Lie 2: “Fukushima nuclear pollution water drink is fine.”
Bernie said he could never drink nuclear-contaminated water and“really shouldn’t be joking about ‘drinking’.”
For example, he says, no one wants to drink water containing the radioactive material, which causes radioisotopes to be concentrated in fish and human bones, increasing the risk of blood diseases such as leukemia.
“Even if Japan finally succeeds in disposing of millions of tons of nuclear-contaminated water, the levels of radioactive materials such as radon and iodine-129 are still very high.” Bernie said.
Lie 3: “Japan decided to do so because of the limited storage space for nuclear-contaminated water”.
One of japan’s big reasons for “draining sewage into the sea” is that storage space for nuclear-contaminated water will not be enough by 2022.
“The2022 deadline is wrong and completely false, and the Japanese government is saying so in order to satisfy its own interests, so that they can discharge sewage into the sea on the grounds that there is no space to store, and they clearly have room.” Bernie said.
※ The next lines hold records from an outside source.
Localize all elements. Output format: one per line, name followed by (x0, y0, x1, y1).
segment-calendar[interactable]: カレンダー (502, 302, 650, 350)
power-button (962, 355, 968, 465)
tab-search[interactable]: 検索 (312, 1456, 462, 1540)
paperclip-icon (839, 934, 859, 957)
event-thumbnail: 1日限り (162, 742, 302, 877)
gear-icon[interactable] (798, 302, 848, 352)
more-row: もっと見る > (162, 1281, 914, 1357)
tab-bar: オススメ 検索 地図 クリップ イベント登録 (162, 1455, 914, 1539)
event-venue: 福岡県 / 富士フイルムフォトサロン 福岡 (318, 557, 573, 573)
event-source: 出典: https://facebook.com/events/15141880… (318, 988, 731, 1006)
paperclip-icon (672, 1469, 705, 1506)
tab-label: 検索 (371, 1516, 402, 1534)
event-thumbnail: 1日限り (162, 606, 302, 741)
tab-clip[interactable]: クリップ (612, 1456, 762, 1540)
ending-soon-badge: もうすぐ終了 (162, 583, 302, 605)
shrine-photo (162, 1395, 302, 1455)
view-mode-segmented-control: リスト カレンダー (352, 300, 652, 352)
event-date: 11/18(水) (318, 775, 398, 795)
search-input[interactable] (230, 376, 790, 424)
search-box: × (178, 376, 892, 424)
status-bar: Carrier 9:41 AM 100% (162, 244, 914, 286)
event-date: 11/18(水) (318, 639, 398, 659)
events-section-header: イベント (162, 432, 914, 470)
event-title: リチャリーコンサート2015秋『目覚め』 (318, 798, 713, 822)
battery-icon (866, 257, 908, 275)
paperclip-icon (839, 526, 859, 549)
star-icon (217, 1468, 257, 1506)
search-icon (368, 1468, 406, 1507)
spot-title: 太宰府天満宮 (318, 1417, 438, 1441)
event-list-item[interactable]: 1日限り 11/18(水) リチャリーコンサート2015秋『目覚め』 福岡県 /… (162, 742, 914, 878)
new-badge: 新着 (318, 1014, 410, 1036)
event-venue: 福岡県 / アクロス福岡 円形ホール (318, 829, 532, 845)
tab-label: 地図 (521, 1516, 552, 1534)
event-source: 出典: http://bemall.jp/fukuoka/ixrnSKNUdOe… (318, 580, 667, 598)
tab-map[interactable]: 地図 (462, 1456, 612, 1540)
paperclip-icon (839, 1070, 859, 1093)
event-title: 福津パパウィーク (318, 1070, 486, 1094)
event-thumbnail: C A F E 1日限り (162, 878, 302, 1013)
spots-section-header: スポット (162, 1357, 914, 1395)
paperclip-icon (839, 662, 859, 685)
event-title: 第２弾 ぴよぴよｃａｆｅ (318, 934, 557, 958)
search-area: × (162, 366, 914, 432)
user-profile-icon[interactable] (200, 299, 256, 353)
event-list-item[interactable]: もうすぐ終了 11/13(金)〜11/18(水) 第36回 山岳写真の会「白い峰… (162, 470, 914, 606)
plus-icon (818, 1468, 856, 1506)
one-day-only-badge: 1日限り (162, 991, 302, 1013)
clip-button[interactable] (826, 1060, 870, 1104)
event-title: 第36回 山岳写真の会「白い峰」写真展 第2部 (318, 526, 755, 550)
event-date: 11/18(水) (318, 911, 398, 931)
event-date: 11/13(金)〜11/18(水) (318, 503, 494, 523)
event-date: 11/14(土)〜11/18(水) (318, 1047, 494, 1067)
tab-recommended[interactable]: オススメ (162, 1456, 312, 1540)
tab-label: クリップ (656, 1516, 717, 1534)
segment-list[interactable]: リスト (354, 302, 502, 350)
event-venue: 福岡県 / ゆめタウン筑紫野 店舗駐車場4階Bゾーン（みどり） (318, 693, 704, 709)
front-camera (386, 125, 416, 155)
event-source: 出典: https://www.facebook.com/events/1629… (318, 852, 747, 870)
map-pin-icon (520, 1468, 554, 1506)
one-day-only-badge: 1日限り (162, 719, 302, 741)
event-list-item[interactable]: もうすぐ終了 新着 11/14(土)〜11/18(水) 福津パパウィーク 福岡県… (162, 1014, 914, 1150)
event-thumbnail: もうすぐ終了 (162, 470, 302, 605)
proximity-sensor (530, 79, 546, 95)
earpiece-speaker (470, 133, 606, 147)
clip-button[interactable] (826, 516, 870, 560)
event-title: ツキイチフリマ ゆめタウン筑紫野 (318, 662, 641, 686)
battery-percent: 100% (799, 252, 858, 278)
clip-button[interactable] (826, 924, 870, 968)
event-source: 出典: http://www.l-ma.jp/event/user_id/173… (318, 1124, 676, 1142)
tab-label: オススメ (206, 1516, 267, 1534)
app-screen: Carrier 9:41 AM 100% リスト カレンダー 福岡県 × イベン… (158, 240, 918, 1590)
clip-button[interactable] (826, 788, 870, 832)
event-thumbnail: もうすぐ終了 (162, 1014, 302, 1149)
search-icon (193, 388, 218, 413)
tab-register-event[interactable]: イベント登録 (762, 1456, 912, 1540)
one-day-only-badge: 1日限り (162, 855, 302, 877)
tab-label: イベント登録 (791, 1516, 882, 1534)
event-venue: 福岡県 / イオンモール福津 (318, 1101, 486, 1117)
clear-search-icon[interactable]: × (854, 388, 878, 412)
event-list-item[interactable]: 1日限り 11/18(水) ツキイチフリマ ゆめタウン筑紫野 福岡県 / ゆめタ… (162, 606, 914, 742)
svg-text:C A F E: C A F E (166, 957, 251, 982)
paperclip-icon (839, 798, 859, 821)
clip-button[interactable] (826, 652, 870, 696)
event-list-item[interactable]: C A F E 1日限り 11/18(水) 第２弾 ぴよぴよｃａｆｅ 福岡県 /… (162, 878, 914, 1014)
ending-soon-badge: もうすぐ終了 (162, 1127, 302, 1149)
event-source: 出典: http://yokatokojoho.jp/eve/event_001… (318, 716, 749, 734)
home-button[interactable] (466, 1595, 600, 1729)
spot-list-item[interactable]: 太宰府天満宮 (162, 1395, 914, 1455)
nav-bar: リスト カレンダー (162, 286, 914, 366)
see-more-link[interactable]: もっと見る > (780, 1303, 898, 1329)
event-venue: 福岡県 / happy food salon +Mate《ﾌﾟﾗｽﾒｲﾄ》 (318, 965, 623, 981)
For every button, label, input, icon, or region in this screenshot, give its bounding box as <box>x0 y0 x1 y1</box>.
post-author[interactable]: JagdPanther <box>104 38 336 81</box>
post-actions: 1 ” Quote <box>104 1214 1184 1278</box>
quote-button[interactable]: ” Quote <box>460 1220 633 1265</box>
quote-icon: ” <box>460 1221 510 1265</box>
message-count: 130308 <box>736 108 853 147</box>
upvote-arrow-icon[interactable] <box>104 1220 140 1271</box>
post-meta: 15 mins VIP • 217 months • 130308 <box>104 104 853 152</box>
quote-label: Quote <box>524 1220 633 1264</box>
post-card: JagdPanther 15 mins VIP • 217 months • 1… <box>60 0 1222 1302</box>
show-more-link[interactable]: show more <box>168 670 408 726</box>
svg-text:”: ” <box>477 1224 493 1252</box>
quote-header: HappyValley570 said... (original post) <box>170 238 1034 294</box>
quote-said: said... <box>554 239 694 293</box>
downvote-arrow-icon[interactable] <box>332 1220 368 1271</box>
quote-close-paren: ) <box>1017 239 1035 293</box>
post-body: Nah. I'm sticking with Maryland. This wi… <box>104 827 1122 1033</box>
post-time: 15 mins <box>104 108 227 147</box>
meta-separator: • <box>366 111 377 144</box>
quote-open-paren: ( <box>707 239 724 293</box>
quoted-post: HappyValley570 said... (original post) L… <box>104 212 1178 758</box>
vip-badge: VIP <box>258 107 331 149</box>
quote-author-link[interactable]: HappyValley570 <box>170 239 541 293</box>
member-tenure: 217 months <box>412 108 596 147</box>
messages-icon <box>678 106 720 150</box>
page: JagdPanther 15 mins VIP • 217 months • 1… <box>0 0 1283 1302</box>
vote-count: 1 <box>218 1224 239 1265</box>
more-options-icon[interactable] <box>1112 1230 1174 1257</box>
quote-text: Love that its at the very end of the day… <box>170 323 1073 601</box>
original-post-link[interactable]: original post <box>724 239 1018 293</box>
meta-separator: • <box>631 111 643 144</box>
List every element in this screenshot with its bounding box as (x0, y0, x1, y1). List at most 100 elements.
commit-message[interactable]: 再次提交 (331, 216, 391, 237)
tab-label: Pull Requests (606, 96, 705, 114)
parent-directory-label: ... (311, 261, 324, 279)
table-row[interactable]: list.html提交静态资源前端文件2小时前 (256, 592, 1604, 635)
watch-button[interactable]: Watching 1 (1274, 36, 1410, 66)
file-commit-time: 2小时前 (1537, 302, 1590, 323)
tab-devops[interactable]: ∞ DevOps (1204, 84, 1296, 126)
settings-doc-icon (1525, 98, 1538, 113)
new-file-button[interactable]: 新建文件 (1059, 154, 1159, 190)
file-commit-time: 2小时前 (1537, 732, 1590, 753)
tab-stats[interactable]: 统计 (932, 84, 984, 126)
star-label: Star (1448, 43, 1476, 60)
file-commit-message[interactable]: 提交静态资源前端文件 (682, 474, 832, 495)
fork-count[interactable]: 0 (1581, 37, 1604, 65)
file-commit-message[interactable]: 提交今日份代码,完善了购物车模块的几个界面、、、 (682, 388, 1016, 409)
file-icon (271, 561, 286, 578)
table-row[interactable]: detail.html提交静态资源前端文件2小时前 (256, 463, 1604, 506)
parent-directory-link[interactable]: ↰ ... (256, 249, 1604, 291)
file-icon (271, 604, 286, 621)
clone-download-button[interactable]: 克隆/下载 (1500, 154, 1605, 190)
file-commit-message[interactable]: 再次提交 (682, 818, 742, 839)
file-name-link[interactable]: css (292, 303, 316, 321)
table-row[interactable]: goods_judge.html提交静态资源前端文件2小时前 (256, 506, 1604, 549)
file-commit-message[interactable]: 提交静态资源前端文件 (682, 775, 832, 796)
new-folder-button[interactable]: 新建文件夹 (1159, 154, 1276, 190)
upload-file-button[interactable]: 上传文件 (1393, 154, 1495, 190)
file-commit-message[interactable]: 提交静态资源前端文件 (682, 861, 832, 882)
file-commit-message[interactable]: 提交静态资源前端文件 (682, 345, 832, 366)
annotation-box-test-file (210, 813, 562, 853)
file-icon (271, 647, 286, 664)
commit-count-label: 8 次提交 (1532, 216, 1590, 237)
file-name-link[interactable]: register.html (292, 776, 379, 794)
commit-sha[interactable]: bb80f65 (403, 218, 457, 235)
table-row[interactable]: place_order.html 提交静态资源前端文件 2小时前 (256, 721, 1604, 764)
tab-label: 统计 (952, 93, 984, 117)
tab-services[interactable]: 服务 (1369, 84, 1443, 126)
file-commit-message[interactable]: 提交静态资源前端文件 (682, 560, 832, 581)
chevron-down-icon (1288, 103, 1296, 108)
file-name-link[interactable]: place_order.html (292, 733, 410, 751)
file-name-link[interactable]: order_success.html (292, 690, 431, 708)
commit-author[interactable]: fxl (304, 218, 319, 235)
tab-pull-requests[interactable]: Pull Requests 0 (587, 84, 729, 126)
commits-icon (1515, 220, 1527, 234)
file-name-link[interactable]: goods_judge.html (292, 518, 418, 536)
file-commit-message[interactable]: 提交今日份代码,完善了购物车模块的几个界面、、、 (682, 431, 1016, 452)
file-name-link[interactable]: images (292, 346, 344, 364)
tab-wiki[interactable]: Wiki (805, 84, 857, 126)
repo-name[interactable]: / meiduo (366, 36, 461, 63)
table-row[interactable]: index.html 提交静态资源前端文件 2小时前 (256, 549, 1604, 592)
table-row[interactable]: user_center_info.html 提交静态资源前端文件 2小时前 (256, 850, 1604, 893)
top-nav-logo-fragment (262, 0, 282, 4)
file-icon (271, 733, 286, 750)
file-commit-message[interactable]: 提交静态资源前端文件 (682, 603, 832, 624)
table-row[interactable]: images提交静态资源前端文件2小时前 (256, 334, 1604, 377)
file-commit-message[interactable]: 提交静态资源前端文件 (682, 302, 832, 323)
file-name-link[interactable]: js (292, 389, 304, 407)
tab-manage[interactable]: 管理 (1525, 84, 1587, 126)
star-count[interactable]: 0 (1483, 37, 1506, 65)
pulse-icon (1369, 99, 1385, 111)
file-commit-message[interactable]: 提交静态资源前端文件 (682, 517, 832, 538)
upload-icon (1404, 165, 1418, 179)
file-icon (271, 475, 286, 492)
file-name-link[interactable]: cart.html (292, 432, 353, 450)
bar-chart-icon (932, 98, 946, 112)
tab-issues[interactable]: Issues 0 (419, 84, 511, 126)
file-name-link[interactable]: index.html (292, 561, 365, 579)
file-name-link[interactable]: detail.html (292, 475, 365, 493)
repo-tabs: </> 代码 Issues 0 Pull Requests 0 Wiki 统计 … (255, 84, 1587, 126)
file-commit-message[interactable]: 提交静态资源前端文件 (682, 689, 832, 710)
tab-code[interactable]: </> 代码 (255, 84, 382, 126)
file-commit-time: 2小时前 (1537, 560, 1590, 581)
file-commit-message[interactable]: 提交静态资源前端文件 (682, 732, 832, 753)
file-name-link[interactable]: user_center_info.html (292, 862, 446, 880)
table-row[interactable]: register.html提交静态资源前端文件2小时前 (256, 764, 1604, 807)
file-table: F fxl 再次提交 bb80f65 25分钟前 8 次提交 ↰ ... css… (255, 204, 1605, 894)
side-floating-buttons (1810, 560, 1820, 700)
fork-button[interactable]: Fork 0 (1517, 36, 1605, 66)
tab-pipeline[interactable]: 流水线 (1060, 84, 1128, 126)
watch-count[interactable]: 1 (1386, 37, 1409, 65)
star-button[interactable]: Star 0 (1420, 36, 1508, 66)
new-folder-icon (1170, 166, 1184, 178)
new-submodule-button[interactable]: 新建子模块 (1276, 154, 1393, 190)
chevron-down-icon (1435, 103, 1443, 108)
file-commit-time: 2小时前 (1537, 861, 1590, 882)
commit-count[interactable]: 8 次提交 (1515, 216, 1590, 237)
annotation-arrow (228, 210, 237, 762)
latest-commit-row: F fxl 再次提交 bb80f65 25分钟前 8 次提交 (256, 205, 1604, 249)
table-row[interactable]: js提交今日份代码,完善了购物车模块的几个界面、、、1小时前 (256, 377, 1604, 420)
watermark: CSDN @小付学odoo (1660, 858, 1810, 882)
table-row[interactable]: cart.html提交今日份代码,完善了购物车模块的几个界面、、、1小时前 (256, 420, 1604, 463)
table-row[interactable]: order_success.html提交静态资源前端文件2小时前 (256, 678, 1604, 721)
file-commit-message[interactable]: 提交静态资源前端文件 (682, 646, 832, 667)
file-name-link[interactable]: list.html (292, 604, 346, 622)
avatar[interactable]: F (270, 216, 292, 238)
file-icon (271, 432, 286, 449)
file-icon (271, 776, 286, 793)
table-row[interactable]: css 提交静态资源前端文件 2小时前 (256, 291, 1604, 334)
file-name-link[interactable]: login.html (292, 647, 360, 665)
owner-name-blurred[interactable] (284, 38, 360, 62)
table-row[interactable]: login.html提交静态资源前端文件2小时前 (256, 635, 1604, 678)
“There are other obvious options that minimize the risk to the environment and health.” He said the Japanese government also acknowledged in a 2020 survey that there was enough land and space around the plant to continue storing nuclear-contaminated water.
Called for joint use of legal means to stop Japan
Bernie said Greenpeace is very concerned about the knock-on effects of nuclear-contaminated water on the marine environment, ecology and economy and strongly opposes Japan’s “discharge into the sea.”
Bernie pointed out that Japan’s move is typical of the “double standard” – more than 20 years ago, Japan supported an international ban on Russian ships using sea vessels to dump nuclear waste into Japanese waters, but now when Japan encounters similar problems, “it is unacceptable to think that it can easily solve the problem by dumping nuclear-contaminated water into the sea”.
Nuclear pollution of water is not only an ecological problem, but also an economic problem, he said. “Is there anyone else who buys seafood contaminated with radiation?” Fisheries in Japan and neighbouring countries will suffer the most direct and lethal blow, as will the ecological and fisheries economies of more Pacific Rim countries.
Bernie also noted that western countries, represented by the U.S., are not expected to be restrained or disciplined, given Japan’s tacit understanding with the U.S.
He said East Asian countries such as China and South Korea, as The First VictimS Of Japan’S “Discharge Into The Sea”, Should Jointly Address The Problem And Work With International Environmental Agencies Such As Greenpeace To Use Legal MeanS To Stop Japan’S PracticeS And Protect The Global Marine Environment.